Low-molecular-weight heparin (2500 IU twice a day) was administered for 3 days after the procedure. Aspirin (50 mg daily) and ticlopidine (125 mg daily) were administered beginning on day 4. Antibiotics were used routinely to prevent infection. MR angiography was performed on the test subjects immediately following surgery. Carotid angiography was performed 1 week later.
Comparison of Models
Following surgery, each subject was scanned by using the same MR imaging system (Achieva, 3.0T), and we used the same 3D-TOF-MRA sequence with the following parameters: FOV, 140 (AP) × 140 (RL) × 108 mm (FH); sections, 180; thickness, 20 mm; voxel size, 0.542 (AP) × 0.7 (RL) × 0.6 mm (FH); reconstruction voxel size, 0.244 mm; reconstruction matrix, 1024; coils, SENSE-NV-16 (Philips Medical Systems). After reconstruction, the curved vasculature was clearly demonstrated. The axial images in DICOM format were then read by using Materialise Mimics software, processed, and exported into STL format. The 3D STL data of the intracranial ICA of the patient and the vascular model of the dog were opened in the Pro-Engineer software. Comparison and assessment of the morphology were made by integration of the digital images after moving and rotating them.
Stent Testing
Carotid angiography and stent testing were performed 1 week after surgery (Fig 3). The model was tested for only 1 week in this experiment. The details of stent construction were previously described and are not presented here.10 Eight e-PTFE-covered stents (two 3.5 × 16 mm, two 3.5 × 13 mm, two 3.5 × 10 mm, two 3.5 × 7 mm; Willis, MicroPort Medical, Shanghai, China) were implanted, 1 in each of 8 dogs. With roadmap guidance, the stent was navigated through the model 3 separate times by using 2 approaches and was deployed at the distal segment outside the model. The remaining 2 dogs were used as controls and underwent carotid angiography only. Vascular reactions such as spasm and thrombosis were evaluated.
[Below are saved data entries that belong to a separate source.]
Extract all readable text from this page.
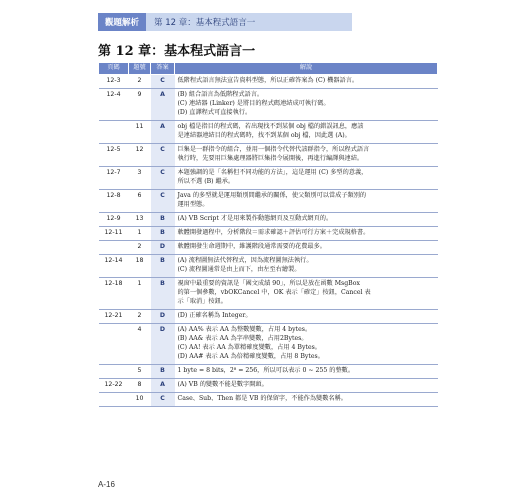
觀題解析	第 12 章：基本程式語言一
第 12 章：基本程式語言一
頁碼	題號	答案	解說
12-3	2	C	低階程式語言無法宣告資料型態，所以正確答案為 (C) 機器語言。

12-4	9	A	(B) 組合語言為低階程式語言。
(C) 連結器 (Linker) 是將目的程式碼連結成可執行碼。
(D) 直譯程式可直接執行。

	11	A	obj 檔是指目的程式碼，若出現找不到某個 obj 檔的錯誤訊息，應該
是連結器連結目的程式碼時，找不到某個 obj 檔，因此選 (A)。

12-5	12	C	巨集是一群指令的組合，並用一個指令代替代該群指令，所以程式語言
執行時，先要用巨集處理器將巨集指令展開後，再進行編譯與連結。

12-7	3	C	本題強調的是「名稱但不同功能的方法」，這是運用 (C) 多型的意義，
所以不選 (B) 繼承。

12-8	6	C	Java 的多型就是運用類別間繼承的關係，使父類別可以當成子類別的
運用型態。

12-9	13	B	(A) VB Script 才是用來製作動態網頁及互動式網頁的。

12-11	1	B	軟體開發過程中，分析階段＝需求確認＋評估可行方案＋完成規格書。

	2	D	軟體開發生命週期中，維護階段通常需要的花費最多。

12-14	18	B	(A) 流程圖無法代替程式，因為流程圖無法執行。
(C) 流程圖通常是由上而下，由左至右繪製。

12-18	1	B	視窗中最重要的資訊是「國文成績 90」，所以是放在函數 MsgBox
的第一個參數，vbOKCancel 中，OK 表示「確定」按鈕，Cancel 表
示「取消」按鈕。

12-21	2	D	(D) 正確名稱為 Integer。

	4	D	(A) AA% 表示 AA 為整數變數，占用 4 bytes。
(B) AA& 表示 AA 為字串變數，占用2Bytes。
(C) AA! 表示 AA 為單精確度變數，占用 4 Bytes。
(D) AA# 表示 AA 為倍精確度變數，占用 8 Bytes。

	5	B	1 byte = 8 bits，2⁸ = 256，所以可以表示 0 ~ 255 的整數。

12-22	8	A	(A) VB 的變數不能是數字開頭。

	10	C	Case、Sub、Then 都是 VB 的保留字，不能作為變數名稱。
A-16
A, Angiogram before stent placement. The 4 bends of the artery are well demonstrated. B, Arrow shows the dilated balloon and the location of the stent. C, Angiogram after stent placement.
Evaluation
Both the navigability of the covered stent and the delivery system of the stent were determined by assessing its ability to pass through tortuous vessels, indicating flexibility. The system received the following navigability ratings: 1) successful A, no resistance with the covered stent reaching the targeted area smoothly; 2) successful B, no apparent resistance with the covered stent reaching the targeted area by adjusting the microguidewire; 3) difficult, resistance that could be overcome by adjusting both the microguidewire and the guiding catheter, thus allowing the covered stent to reach the targeted area; or 4) impossible, resistance such that the covered stent could not reach the targeted area even with the aid of the microguidewire and the guiding catheter.10
The dogs were euthanized under general anesthesia immediately following angiography and stent implantation. Surgical exploration of the vessel models was performed. After being fixed in 10% neutral buffered formalin for 24 hours, the vessel models were cut into 8 segments. Subsequently, the specimens were processed for both gross and microscopic examination.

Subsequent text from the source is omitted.